MISSION, RGV – When he spoke at the official opening of the Center for Education and Economic Development, Mission Mayor Norberto ‘Beto’ Salinas surprised some when he spoke about rapid population growth in western Hidalgo County.

Salinas said there are now close to 200,000 people living in mostly unincorporated areas to the northwest of Mission. He said many of them come to shop in his city. “You would be surprised, we have close to on 200,000 on northwest side, including Alton. This area is growing real, real, fast,” Salinas said.

Salinas had been invited to speak at the event because Mission Economic Development Corporation has named the Entrepreneurship Hall inside the CEED building in honor of the mayor. Alex Meade, CEO of Mission EDC, said Salinas was deserving of the accolade because he has been a small businessman and has fostered small business development during his many years as mayor.

After the event had concluded, the Rio Grande Guardian asked Salinas to expand on his comments about growth in the western half of Hidalgo County.

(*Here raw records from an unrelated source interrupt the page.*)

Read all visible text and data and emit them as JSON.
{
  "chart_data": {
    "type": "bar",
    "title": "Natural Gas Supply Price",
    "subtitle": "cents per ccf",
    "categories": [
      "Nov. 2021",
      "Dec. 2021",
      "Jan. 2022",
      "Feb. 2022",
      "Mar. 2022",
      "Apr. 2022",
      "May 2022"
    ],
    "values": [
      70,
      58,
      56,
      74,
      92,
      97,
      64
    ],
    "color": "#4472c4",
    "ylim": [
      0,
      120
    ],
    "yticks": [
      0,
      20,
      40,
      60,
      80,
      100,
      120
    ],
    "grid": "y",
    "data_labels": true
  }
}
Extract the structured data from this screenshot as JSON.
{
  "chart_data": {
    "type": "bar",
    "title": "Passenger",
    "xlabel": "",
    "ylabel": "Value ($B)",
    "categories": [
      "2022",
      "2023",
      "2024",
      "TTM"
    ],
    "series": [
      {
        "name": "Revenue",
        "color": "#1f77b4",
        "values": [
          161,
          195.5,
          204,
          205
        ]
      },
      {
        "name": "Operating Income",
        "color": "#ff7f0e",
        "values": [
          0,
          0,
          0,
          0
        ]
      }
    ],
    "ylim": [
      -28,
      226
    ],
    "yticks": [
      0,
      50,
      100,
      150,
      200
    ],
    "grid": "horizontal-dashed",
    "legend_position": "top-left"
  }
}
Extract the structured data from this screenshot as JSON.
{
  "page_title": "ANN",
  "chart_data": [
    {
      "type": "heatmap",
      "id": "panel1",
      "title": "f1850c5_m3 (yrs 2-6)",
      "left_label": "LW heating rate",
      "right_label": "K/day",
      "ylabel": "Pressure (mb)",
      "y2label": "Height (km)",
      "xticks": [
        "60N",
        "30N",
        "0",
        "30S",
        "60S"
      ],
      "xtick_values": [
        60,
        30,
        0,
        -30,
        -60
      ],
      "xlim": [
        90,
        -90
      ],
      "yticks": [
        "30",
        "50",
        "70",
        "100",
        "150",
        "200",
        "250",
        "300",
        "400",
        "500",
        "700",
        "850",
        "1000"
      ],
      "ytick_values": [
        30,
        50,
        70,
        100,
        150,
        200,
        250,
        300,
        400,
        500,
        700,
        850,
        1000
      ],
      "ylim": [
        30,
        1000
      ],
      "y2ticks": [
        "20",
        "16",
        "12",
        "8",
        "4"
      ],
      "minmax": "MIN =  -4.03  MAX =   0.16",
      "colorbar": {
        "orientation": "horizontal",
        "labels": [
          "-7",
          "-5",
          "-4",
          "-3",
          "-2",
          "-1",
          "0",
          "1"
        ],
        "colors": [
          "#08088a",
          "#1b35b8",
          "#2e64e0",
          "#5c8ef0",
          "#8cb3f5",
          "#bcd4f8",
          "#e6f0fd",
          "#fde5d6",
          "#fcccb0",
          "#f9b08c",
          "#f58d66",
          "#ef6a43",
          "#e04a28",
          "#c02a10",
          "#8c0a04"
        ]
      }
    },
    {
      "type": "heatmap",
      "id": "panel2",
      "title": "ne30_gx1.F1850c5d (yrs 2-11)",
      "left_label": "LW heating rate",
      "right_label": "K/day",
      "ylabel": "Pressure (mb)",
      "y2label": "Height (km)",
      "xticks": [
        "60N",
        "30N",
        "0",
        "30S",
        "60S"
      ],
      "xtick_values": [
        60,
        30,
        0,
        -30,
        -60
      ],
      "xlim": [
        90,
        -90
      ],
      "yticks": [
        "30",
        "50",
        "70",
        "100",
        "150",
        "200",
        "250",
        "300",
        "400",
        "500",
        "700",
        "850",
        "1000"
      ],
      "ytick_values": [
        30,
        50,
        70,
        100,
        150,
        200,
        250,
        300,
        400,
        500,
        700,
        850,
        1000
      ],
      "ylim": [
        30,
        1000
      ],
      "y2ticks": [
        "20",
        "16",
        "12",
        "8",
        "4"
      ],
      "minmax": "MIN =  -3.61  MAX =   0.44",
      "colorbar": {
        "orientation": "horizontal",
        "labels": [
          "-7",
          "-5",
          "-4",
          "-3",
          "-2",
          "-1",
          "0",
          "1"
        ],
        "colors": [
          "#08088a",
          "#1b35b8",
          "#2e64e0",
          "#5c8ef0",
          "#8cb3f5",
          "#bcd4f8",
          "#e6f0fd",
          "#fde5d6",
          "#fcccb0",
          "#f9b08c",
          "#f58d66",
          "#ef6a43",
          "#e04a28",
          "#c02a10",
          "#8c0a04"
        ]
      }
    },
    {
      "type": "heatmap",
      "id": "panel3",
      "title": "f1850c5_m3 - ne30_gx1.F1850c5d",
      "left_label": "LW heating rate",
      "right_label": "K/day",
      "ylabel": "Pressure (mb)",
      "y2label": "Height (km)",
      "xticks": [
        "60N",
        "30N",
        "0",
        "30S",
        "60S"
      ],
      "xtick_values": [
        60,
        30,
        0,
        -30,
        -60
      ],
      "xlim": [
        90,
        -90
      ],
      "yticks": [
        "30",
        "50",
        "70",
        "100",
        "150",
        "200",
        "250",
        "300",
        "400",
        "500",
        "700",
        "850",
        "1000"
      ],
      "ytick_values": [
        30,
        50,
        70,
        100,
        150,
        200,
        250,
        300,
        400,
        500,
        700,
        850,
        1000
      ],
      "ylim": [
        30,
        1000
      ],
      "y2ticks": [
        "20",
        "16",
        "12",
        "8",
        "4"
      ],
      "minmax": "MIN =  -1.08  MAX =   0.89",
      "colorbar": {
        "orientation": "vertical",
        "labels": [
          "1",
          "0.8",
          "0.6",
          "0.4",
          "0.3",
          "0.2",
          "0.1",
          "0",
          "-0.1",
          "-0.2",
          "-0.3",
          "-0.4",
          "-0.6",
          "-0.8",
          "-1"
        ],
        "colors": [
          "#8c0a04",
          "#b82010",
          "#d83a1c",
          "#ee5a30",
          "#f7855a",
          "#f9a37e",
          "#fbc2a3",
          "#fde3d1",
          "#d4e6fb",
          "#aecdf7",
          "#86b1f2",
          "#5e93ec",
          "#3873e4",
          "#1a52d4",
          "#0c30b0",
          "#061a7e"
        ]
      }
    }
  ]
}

“When HEB built its superstore on 495 and Conway, they did not want to build one there. I convinced them it was a good move by taking them over to the northwest side of Mission. We found out we had 150,000 people there. That was about ten years ago,” Salinas said.

“So, HEB built that store and now they have built a new one on Three Mile Line, even further north. It caters to all the growth we are seeing in our ETJ (extraterritorial jurisdiction), north of Palmview and La Joya. Not many people know just how much growth there is but they are going to find out. It is a big volume.”

Salinas said people will likely find out about all the growth when the next Census is taken, in 2020. “People are going to wake up and find we have a lot of people living in that area,” he said.

Asked how many of the 200,000 or so residents that live to the northwest of Mission could be classified as living in colonias, Salinas said: “I would say 60 percent are colonia residents. It is a city in itself. We tried to bring them in to Mission a few years ago but they did not want it. But, talking to them the other day, some of them said, well, maybe we need to revisit with the city. I will give them the opportunity.”

Asked what impact growth just outside of Mission is having is having on his city, Salinas said: “They come to shop in Mission, which is good. We have provided water and sewer infrastructure all the way to Four Mile Line and we are going to provide it all the way to the Seven Mile Line. We will try to provide the services to some people in the area. We have had help from the Water Development Board.”

Asked what the benefit would be, if some of the colonias were annexed by Mission, Salinas said: “We could help them with new homes, with fire, police, added protection.”

Salinas paid tribute to the economic development being undertaken in Alton, to the north of Mission. “We get along fine with Alton. They are handling a lot of growth. They get a lot of people come and shop in their city, at the new Junior’s.”

Salinas also gave credit to Hidalgo County Commissioner Joe Flores. “Commissioner Flores has seen the growth and responded. He is doing a lot of improvements on Seven Mile Line and Three Mile Line all the way west. We have been able to get a lot of money from the state and he has been able to spend a lot of it, taking care of the roads and the drainage.”

Salinas predicted even more growth once certain road widening projects are complete. Mile 3 North Road from FM 492 (Goodwin Road) to FM 2221 (Jara Chinas Road) is going to be widened and reconstructed. “Once you extend 107, going west, that is going to give everyone a relief route. If you are coming in from Rio Grande City and western Hidalgo County, you will be able to get off Expressway 83 at La Joya and get on 2221 and get on Three Mile Line all the way to HEB. And, if you want to get on 107, the same thing. Commissioner Flores has got it covered,” Salinas said.

An Alton Perspective

Alton City Manager Jorge Arcaute said he is pleased more and more people are recognizing the growth that is happening in western Hidalgo County.

“The growth within the City’s limits matches the growth we are seeing in the adjacent, un-incorporated areas. Our population has gone from 4,384 in 2000 to 15,760 in 2015.  We believe it is the main reason that commercial developers are now looking for opportunities here,” Arcaute told the Rio Grande Guardian.

“A few years ago Alton was the outlying area, but as the area around us develops, we become more and more ‘in the mainstream’.”

Arcaute said the traffic counts on Mile 5 – Alton’s Main Street – and SH 107 are “very revealing” in that respect.

“This is why our top priority is the expansion of both these roadways. Our water provider, Sharyland Water Supply, recently completed a second plant here in Alton, and we have invested major dollars in sewer infrastructure to stay ahead of the population growth.”